Le rapport publié par BofA Securities met en évidence la crise du financement du budget de l’Etat tunisien appelé à s’intensifier en l’absence d’un plan sérieux de réformes et d’un accord avec le FMI. Le rapport parle d’un déficit de financement extérieur pour 2021, qui pourrait atteindre 1,9 milliard de dollars US équivalent à 5,6 milliards de dinars (4,3% du PIB) pour le quatrième trimestre de 2021, ce qui pourrait entraîner des défaillances et des pénuries dans les importations.

L’absence d’un point d’ancrage clair pour la politique économique réduit les chances de succès d’un programme de crédit du Fonds monétaire international (FMI), estime le rapport.

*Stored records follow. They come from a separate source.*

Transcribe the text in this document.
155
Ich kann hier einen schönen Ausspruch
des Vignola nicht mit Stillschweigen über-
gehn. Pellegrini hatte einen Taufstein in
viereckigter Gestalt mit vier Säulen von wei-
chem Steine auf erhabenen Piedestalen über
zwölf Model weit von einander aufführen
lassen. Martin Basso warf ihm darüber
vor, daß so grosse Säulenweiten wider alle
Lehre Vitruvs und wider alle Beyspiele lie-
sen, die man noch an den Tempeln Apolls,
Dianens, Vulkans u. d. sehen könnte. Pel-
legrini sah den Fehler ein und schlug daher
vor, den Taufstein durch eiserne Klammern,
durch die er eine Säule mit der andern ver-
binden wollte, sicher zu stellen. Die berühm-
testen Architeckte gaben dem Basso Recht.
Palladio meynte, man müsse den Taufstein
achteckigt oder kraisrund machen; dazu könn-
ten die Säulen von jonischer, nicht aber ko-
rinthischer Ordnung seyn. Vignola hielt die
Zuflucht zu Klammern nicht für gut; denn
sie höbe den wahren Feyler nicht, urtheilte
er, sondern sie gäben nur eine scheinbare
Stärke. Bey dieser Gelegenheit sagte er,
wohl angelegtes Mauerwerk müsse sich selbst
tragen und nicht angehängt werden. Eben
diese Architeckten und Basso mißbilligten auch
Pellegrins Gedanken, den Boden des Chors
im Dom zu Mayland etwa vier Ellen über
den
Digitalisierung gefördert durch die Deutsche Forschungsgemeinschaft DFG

Un seul programme économique, lutter contre la corruption

Pendant ce temps, en Tunisie, le seul discours économique crié, écrit et mentionné même dans les sites d’institutions sensées encourager la création d’entreprises et l’investissement, est celui de la lutte contre la corruption, qui décuple au rythme des invectives et des appels à son éradication. Une lutte à tel point peu pensée qu’elle en devient inefficace.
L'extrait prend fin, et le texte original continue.